Simran Kaur's profileSimran's SpacePhotosBlogListsMore Tools Help

Blog


    November 17

    Kabul Diaries

     
    A short walk in Kabul   Sun

     
    It was a lovely day - we still have 17C in mid-November and not a cloud in the sky.
     
    After breakfast at one friend's place I met another near ISAF headquarters and we made our way to the Serena Hotel from where we took a two-hour walk through town.
    I always find it exhilerating to dive into the bazaar crowds near the Kabul river - or whatever is left of it - of the river that is.. After walking along the right bank for some 500 metres we crossed over to the other side via a small bridge. This once beautiful river through the centre of Kabul has truned into a rubbishdump. Still one can observe people take water from it and washing their clothes while only few meters up river on can observe a man reliefing his bladder. This river tells the same storry of destruction and neglect like most of Kabul.
    Still - like everywhere in Kabul - when one looks close history and beauty glimpses through. LIke for example the Mosque Shah-e-Dushamshera. Over one hundred years old the foundations go back to early Islam, dating back some 1350 years. Someone is feeding pigeans outside the mosques and they settle on the street and on the roof by the hundreds. Next to the Mosques is a shrine dedicated to Shah-e-Dushamshara. Here they worship saints. A tell-tale sign that radical Islam is an import-item of recent history only. Sufism and such more spiritul practises are the traditions in Afghanistan - everything else is super-imposed.
     
    On our way back on the other bank of the river we passed by a stand that sold sugar cane juice. I hadn't had sugar cane for a long while so I convinced my friend to have a glass - and we even got away without stomach upset.
     
    As we turned the corner towards the Kabul Municipality we just kept on walking - turned right at the Shar-e-Now bus terminal to Chickenstreet.

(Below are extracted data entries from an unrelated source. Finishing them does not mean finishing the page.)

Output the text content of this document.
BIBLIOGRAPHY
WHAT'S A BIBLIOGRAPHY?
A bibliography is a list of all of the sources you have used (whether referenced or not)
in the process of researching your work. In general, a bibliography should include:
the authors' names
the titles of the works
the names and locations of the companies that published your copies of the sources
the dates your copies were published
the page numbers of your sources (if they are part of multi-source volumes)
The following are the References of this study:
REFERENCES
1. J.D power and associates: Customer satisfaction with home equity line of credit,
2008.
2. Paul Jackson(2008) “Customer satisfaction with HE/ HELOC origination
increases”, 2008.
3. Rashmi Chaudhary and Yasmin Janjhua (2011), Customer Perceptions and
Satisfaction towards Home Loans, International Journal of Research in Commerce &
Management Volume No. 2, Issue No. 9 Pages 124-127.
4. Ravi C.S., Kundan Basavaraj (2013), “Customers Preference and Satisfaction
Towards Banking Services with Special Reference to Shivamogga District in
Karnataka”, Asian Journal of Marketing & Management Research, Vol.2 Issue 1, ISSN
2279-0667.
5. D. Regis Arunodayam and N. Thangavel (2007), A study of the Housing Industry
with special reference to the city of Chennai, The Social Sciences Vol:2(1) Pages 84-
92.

Then my friend noticed that she had left her phone in the car making it impossible for us to call a car so we decided to walk on - by Gandamak Lodge to Wazir Akbar Khan to my firend's house. Amazing! All in two hours !
    Only when I took off my dust-covered shoes in my friend's house did I notive that I was tired.
     
    But it had been worth it - Kabul close-up. Something most foreigners here - especially those charged with deciding over the country's future - are not allowed to do. In my view a terrible misfit.